Histoire écrite par un tiers, Landry Montalier se contentant de donner quelques dates et quelques faits et refusant de" se raconter" plus avant.

Sa vie mortelle
Né dans une famille de collaborateurs modestes, le petit Landry manifesta très tôt une intelligence d'une précocité remarquable . Il apprend  à lire à 4 ans en écoutant sa soeur aînée ânonner sa page de l'Abécédaire Pour Les Humains, le seul autorisé par le Cercle. Ses parents sont plutôt ennuyés par ses capacités. Ils ont peur de se faire remarquer. Pour vivre vieux, vivons cachés. Landry comprend vite la situation. Si on le remarque parce qu'à 6ans, il repère les fautes de son père dans les anciens schémas industriels que ce dernier restaure pour le Cercle, alors les vampires viendront le chercher. Il s'efforce  de rentrer dans le rang et ne lit plus qu'en cachette. Il s'abstient aussi le plus possible de parler, surtout en classe. Mais il est trop malin pour faire l'idiot et reste le premier de sa classe ; mais un premier normal.

Il a six ans quand sa soeur meurt de la diphtérie. Elle était vaccinée mais certains lots de vaccins sont périmés, tout le monde le sait.
Suite à cette perte, sa mère, qui est fort jolie et que Landry semble avoir beaucoup aimée, se met à fréquenter des clubs mixtes de plus en plus proches des hautes sphères. La famille obtient des avantages, un appartement plus spacieux, officiellement pour  récompenser le mérite professionnel du père. Landry est autorisé à entrer au collège.
Un soir, il a douze ans,  son père lui annonce le départ définitif de sa mère. Il pensera souvent qu'elle a été transformée en vampire et qu'elle le protège de loin.
Mais un ami de son père, appartenant à un groupe d'action clandestine,  vient passer une nuit chez eux. Il est arrêté au matin et le père  accusé de complicité est envoyé dans un camp de travail pour dix ans. Landry est placé dans un pensionnat  pour enfants isolés. Il a  quinze ans et devait entrer au lycée mais en tant que fils de condamné, il n'a droit qu'à une formation professionnelle de deux ans.  Il est orienté selon ses voeux et devient aide-laborantin dans un centre de recherche médicale tout nouveau. C'est l'époque ou l'influence de Cecil Osbern pour le développement des sciences vampires se fait sentir dans la politique du Cercle .
Landry mène une vie sans histoires, et comme on apprécie son travail, il est autorisé à sa majorité à occuper une chambrette sous les combles du Centre où il travaille. Il a accès aux documentations et peut consulter tout ce qui s'y trouve. Il intéresse en effet certains de ses supérieurs qui lui donnent des sujets de recherche , signant ensuite de leur nom les rapports du "petit".

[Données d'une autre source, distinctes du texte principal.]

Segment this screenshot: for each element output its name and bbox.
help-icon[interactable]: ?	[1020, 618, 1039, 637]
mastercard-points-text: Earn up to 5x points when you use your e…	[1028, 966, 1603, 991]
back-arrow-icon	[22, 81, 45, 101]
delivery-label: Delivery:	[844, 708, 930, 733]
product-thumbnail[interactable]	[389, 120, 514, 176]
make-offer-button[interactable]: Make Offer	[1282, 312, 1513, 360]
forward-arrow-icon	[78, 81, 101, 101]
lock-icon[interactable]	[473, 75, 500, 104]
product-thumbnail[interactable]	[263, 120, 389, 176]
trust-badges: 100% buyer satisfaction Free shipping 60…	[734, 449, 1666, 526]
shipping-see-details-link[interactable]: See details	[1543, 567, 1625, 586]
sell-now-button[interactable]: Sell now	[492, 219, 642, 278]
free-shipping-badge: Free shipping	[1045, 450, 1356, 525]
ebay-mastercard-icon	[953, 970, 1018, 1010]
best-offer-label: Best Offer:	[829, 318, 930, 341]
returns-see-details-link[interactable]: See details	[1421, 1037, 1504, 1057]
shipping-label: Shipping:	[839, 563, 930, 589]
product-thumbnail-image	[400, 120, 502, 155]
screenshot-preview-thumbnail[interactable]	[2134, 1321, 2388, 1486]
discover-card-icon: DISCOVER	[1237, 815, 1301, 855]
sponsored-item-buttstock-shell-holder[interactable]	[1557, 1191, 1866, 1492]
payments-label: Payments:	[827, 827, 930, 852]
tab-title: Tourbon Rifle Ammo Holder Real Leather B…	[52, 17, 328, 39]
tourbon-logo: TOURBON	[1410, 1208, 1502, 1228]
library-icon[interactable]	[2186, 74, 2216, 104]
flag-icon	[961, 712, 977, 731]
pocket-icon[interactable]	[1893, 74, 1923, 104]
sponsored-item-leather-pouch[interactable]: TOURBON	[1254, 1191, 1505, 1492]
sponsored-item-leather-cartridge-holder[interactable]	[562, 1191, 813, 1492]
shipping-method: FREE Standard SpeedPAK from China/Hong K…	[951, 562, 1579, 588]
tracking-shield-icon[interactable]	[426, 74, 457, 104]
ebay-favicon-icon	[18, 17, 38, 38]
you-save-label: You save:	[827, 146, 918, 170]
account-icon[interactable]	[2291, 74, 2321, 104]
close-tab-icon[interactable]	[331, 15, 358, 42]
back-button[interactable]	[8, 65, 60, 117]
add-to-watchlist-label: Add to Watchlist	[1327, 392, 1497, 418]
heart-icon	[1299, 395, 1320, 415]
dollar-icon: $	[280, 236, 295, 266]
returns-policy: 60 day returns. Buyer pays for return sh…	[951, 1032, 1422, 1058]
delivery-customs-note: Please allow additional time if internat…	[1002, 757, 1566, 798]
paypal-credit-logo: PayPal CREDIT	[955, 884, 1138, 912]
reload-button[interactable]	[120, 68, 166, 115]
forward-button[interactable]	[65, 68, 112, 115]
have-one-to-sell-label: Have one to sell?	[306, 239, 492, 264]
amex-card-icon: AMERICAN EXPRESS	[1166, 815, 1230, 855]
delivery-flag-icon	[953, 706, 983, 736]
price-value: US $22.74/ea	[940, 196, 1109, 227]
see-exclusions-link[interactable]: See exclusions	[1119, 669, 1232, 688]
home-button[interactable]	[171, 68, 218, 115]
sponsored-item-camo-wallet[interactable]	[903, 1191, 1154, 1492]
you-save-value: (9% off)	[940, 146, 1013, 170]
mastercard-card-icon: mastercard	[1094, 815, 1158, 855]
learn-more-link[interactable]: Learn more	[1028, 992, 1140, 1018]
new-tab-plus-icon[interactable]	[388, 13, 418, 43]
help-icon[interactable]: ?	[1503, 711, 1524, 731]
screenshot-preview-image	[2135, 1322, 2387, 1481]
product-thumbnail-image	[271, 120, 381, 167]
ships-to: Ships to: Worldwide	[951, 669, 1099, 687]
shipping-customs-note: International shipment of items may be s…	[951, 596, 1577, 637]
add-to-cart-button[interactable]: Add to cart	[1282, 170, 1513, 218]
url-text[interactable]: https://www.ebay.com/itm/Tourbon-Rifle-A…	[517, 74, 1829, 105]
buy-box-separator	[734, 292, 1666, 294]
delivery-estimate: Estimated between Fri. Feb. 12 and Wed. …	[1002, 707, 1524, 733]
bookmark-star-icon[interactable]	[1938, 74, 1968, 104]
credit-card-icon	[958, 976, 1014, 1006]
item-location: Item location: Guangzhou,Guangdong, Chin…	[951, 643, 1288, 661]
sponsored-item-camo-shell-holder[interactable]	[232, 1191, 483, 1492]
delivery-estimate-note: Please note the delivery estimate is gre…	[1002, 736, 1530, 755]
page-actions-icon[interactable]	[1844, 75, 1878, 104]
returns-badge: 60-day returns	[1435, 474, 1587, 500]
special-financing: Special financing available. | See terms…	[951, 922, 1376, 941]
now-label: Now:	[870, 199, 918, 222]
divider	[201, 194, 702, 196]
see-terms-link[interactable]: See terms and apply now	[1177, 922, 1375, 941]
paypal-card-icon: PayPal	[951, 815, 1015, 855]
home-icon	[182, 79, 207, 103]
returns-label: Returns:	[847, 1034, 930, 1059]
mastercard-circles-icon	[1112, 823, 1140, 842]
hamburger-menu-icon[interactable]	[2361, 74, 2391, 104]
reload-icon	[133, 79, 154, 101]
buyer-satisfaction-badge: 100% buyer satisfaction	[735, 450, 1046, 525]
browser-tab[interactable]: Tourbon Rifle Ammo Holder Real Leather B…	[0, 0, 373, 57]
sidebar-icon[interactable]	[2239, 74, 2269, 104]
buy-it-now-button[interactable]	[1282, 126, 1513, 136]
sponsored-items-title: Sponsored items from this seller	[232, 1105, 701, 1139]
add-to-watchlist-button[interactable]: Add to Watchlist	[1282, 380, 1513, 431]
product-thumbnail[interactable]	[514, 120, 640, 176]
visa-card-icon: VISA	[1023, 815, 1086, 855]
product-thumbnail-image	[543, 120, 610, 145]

Le "petit" mène cette vie durant sept ans. Avec une des employées, il a une liaison qui durera  trois ans, mais Landry ne veut pas quitter son logement et  Amandine se lasse, ce que Landry conçoit parfaitement.
En fait, il poursuit des recherches personnelles très avancées  sur le métabolisme vampire et les substances naturelles susceptibles de donner aux humains certains des avantages propres à l'espèce aux dents longues. Mais il est freiné par son manque de connaissances en médecine et en chimie théorique. Il demande en vain l'autorisation de reprendre des études. Ses patrons sont très satisfaits de la situation et entendent maintenir le statu quo.
Il envisage de rejoindre l'Eglise mais il voit assez rapidement que, si on y a accès à la connaissance, on ne l'a pas à la pratique et Landry est un homme de laboratoire. Et c'est juste le contraire au Comité où, s'ils ont l'air d'avoir de quoi fabriquer des explosifs, ils n'ont certainement pas accès aux bibliothèques du Cercle.
A 25 ans, Amandine s'étant éloignée, il se sent libre et n'envisage plus qu'une solution : devenir un Vampire lui-même.

Le Vampire

La transformation
Oui, mais comment devenir vampire sans risque ? Enfin sans trop de risque? Il se méfie des vampires  qui promettent la transformation et se désintéressent ensuite de celui qu'ils ont tué, interrompant le processus de revitalisation ou l'accomplissant  à la va-vite. Les vampires ainsi mal formés meurent rapidement ou deviennent fous, incontrôlables. Landry veut réussir.
Il a aussi une hésitation morale ; son projet d''égaliser les chances physiologiques entre humains et vampires est noble mais une fois devenu Vampire ne changera-t-il pas son point de vue sur les mortels ? cependant la curiosité l'emporte . D'autant qu'il y a cette histoire de  zoométamorphisme, phénomène qui demeure très  mystérieux. Il ne croit pas à un pouvoir d'essence magique et espère pouvoir faire des prélèvements de sang au besoin sur lui-même.
Il prépare longuement la réalisation de son plan, se met à fréquenter des vampires relativement aimables acceptant de discuter avec un garçon de labo humain, hésite longuement, parfois sur le point de renoncer. Il lui faut des garanties.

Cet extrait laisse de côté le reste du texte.